= Neural Engine =

AI accelerator series by Apple Inc.

Neural Engine is a series of AI accelerators designed for machine learning by Apple. Neural Engine was first introduced with the A11 Bionic system-on-a-chip (SoC), used in the iPhone 8, iPhone 8 Plus and iPhone X from 2017. In 2020, Apple introduced its M1 processor for its Mac computers which also used a Neural Engine. Every A-series and M-series processor since 2017 has included a Neural Engine.

Apple services such as its Siri virtual assistant, Face ID facial recognition and Apple Intelligence AI services are powered by the Neural Engine, and since this is handled on-device, user data is secure.

== Applications ==
The Neural Engine is used for real-time AI-driven applications such as Face ID, Siri, and augmented reality (AR). It also handles computational photography features, including Smart HDR and Night Mode, by processing large amounts of sensor data for real-time image enhancements.

In 2024, Apple also introduced its Apple Intelligence AI suite to iPhone, iPad and Mac, which included features like improvements to Siri, creating images with 'Image Playground' and proofreading and correcting text with 'Writing Tools'.

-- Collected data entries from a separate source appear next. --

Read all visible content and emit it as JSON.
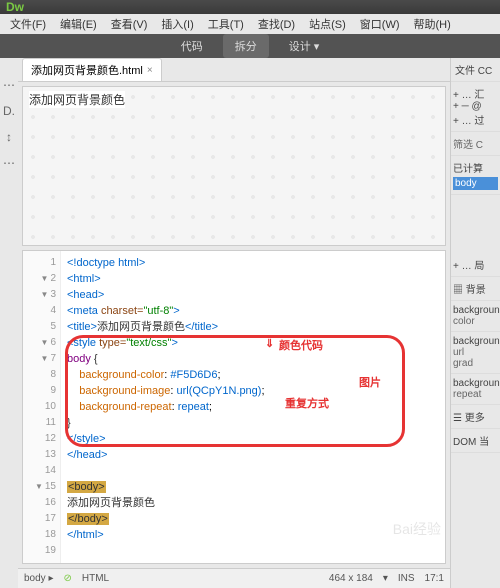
{
  "logo": "Dw",
  "menu": {
    "file": "文件(F)",
    "edit": "编辑(E)",
    "view": "查看(V)",
    "insert": "插入(I)",
    "tool": "工具(T)",
    "find": "查找(D)",
    "site": "站点(S)",
    "window": "窗口(W)",
    "help": "帮助(H)"
  },
  "viewbar": {
    "code": "代码",
    "split": "拆分",
    "design": "设计 ▾"
  },
  "tab": {
    "name": "添加网页背景颜色.html",
    "close": "×"
  },
  "preview_title": "添加网页背景颜色",
  "lines": {
    "l1": "<!doctype html>",
    "l2": "<html>",
    "l3": "<head>",
    "l4a": "<meta ",
    "l4b": "charset=",
    "l4c": "\"utf-8\"",
    "l4d": ">",
    "l5a": "<title>",
    "l5b": "添加网页背景颜色",
    "l5c": "</title>",
    "l6a": "<style ",
    "l6b": "type=",
    "l6c": "\"text/css\"",
    "l6d": ">",
    "l7a": "body",
    "l7b": " {",
    "l8a": "background-color",
    "l8b": ": ",
    "l8c": "#F5D6D6",
    "l8d": ";",
    "l9a": "background-image",
    "l9b": ": ",
    "l9c": "url(QCpY1N.png)",
    "l9d": ";",
    "l10a": "background-repeat",
    "l10b": ": ",
    "l10c": "repeat",
    "l10d": ";",
    "l11": "}",
    "l12": "</style>",
    "l13": "</head>",
    "l14": "",
    "l15": "<body>",
    "l16": "添加网页背景颜色",
    "l17": "</body>",
    "l18": "</html>"
  },
  "anno": {
    "arrow": "⇓",
    "a1": "颜色代码",
    "a2": "图片",
    "a3": "重复方式"
  },
  "status": {
    "path": "body ▸",
    "play": "⊘",
    "lang": "HTML",
    "dim": "464 x 184",
    "selmode": "▾",
    "ins": "INS",
    "pos": "17:1"
  },
  "right": {
    "tab1": "文件",
    "tab2": "CC",
    "sec1a": "+  …  汇",
    "sec1b": "+  ─  @",
    "sec1c": "+  …  过",
    "filter": "筛选 C",
    "computed": "已计算",
    "body": "body",
    "sec2": "+  …  局",
    "bg_label": "背景",
    "p1": "backgroun",
    "p1v": "color",
    "p2": "backgroun",
    "p2v": "url",
    "p2v2": "grad",
    "p3": "backgroun",
    "p3v": "repeat",
    "more": "更多",
    "dom": "DOM",
    "cur": "当"
  },
  "watermark": "Bai经验"
}
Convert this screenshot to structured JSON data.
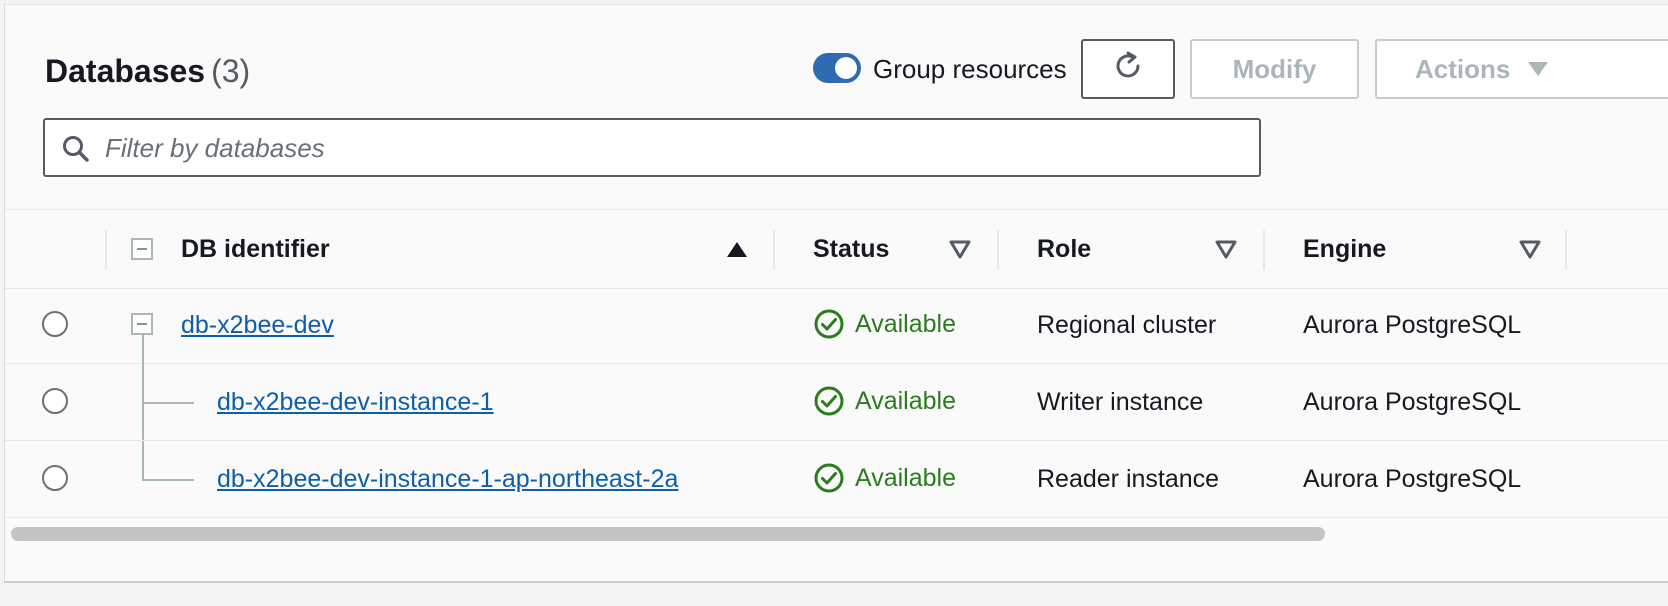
{
  "header": {
    "title": "Databases",
    "count": "(3)",
    "group_toggle_label": "Group resources",
    "group_toggle_on": true,
    "buttons": {
      "refresh_icon": "refresh-icon",
      "modify": "Modify",
      "actions": "Actions"
    }
  },
  "search": {
    "placeholder": "Filter by databases",
    "value": ""
  },
  "table": {
    "columns": [
      "DB identifier",
      "Status",
      "Role",
      "Engine"
    ],
    "sort": {
      "column": "DB identifier",
      "direction": "ascending"
    },
    "rows": [
      {
        "identifier": "db-x2bee-dev",
        "status": "Available",
        "role": "Regional cluster",
        "engine": "Aurora PostgreSQL"
      },
      {
        "identifier": "db-x2bee-dev-instance-1",
        "status": "Available",
        "role": "Writer instance",
        "engine": "Aurora PostgreSQL"
      },
      {
        "identifier": "db-x2bee-dev-instance-1-ap-northeast-2a",
        "status": "Available",
        "role": "Reader instance",
        "engine": "Aurora PostgreSQL"
      }
    ]
  },
  "colors": {
    "accent": "#2f6bb2",
    "link": "#0f5ea8",
    "status_available": "#2d7b1f",
    "disabled_text": "#aab7b8"
  }
}
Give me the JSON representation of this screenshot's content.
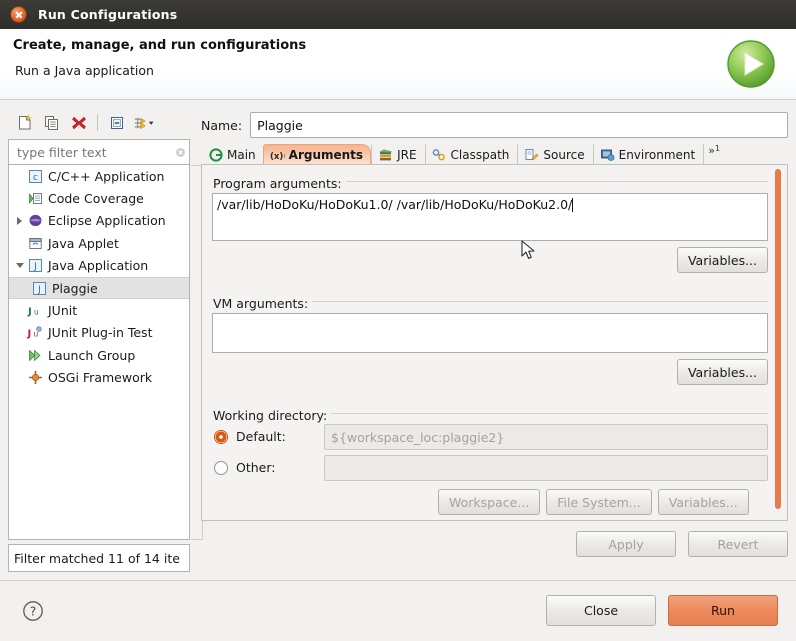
{
  "window": {
    "title": "Run Configurations",
    "close_icon": "close-icon"
  },
  "header": {
    "title": "Create, manage, and run configurations",
    "subtitle": "Run a Java application",
    "banner_icon": "run-green-circle-icon"
  },
  "left_panel": {
    "toolbar": [
      {
        "name": "new-launch-configuration-button",
        "icon": "new-document-icon"
      },
      {
        "name": "duplicate-launch-configuration-button",
        "icon": "copy-icon"
      },
      {
        "name": "delete-launch-configuration-button",
        "icon": "delete-red-x-icon"
      },
      {
        "name": "collapse-all-button",
        "icon": "collapse-all-icon"
      },
      {
        "name": "filter-launch-configurations-button",
        "icon": "filter-arrows-icon"
      }
    ],
    "filter": {
      "placeholder": "type filter text",
      "value": "",
      "clear_icon": "clear-icon"
    },
    "tree": [
      {
        "label": "C/C++ Application",
        "icon": "c-application-icon",
        "twisty": "none",
        "indent": 0,
        "selected": false
      },
      {
        "label": "Code Coverage",
        "icon": "code-coverage-icon",
        "twisty": "none",
        "indent": 0,
        "selected": false
      },
      {
        "label": "Eclipse Application",
        "icon": "eclipse-application-icon",
        "twisty": "collapsed",
        "indent": 0,
        "selected": false
      },
      {
        "label": "Java Applet",
        "icon": "java-applet-icon",
        "twisty": "none",
        "indent": 0,
        "selected": false
      },
      {
        "label": "Java Application",
        "icon": "java-application-icon",
        "twisty": "expanded",
        "indent": 0,
        "selected": false
      },
      {
        "label": "Plaggie",
        "icon": "java-application-icon",
        "twisty": "none",
        "indent": 1,
        "selected": true
      },
      {
        "label": "JUnit",
        "icon": "junit-icon",
        "twisty": "none",
        "indent": 0,
        "selected": false
      },
      {
        "label": "JUnit Plug-in Test",
        "icon": "junit-plugin-icon",
        "twisty": "none",
        "indent": 0,
        "selected": false
      },
      {
        "label": "Launch Group",
        "icon": "launch-group-icon",
        "twisty": "none",
        "indent": 0,
        "selected": false
      },
      {
        "label": "OSGi Framework",
        "icon": "osgi-framework-icon",
        "twisty": "none",
        "indent": 0,
        "selected": false
      }
    ],
    "status": "Filter matched 11 of 14 ite"
  },
  "right_panel": {
    "name_label": "Name:",
    "name_value": "Plaggie",
    "tabs": [
      {
        "label": "Main",
        "icon": "main-tab-icon",
        "selected": false
      },
      {
        "label": "Arguments",
        "icon": "arguments-tab-icon",
        "selected": true
      },
      {
        "label": "JRE",
        "icon": "jre-tab-icon",
        "selected": false
      },
      {
        "label": "Classpath",
        "icon": "classpath-tab-icon",
        "selected": false
      },
      {
        "label": "Source",
        "icon": "source-tab-icon",
        "selected": false
      },
      {
        "label": "Environment",
        "icon": "environment-tab-icon",
        "selected": false
      }
    ],
    "tab_overflow_label": "»",
    "tab_overflow_count": "1",
    "program_arguments": {
      "label": "Program arguments:",
      "value": "/var/lib/HoDoKu/HoDoKu1.0/ /var/lib/HoDoKu/HoDoKu2.0/",
      "variables_button": "Variables..."
    },
    "vm_arguments": {
      "label": "VM arguments:",
      "value": "",
      "variables_button": "Variables..."
    },
    "working_directory": {
      "label": "Working directory:",
      "default_label": "Default:",
      "default_value": "${workspace_loc:plaggie2}",
      "default_selected": true,
      "other_label": "Other:",
      "other_value": "",
      "other_selected": false,
      "workspace_button": "Workspace...",
      "file_system_button": "File System...",
      "variables_button": "Variables..."
    },
    "apply_button": "Apply",
    "revert_button": "Revert"
  },
  "footer": {
    "help_icon": "help-question-icon",
    "close_button": "Close",
    "run_button": "Run"
  },
  "colors": {
    "accent_orange": "#e8794a",
    "run_button": "#ec8a5d",
    "radio_selected": "#e2530f",
    "titlebar": "#2e2d2a",
    "panel_bg": "#f4f3f2"
  }
}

== Energy efficiency and privacy ==
The Neural Engine also provides high energy efficiency, allowing real-time AI tasks to be performed with minimal battery consumption. Its on-device processing ensures that sensitive tasks such as facial recognition and voice commands are handled locally, enhancing privacy by keeping user data secure.

== Developer tools ==
The Neural Engine is fully integrated with Apple's Core ML framework, which allows developers to run machine learning models on-device. This integration supports applications like object recognition, natural language processing, and gesture detection.

==Performance==

Apple has stated the Neural Engine in the M4 can perform 38 trillion operations per second (TOPS), an improvement over the 18 TOPS in the M3.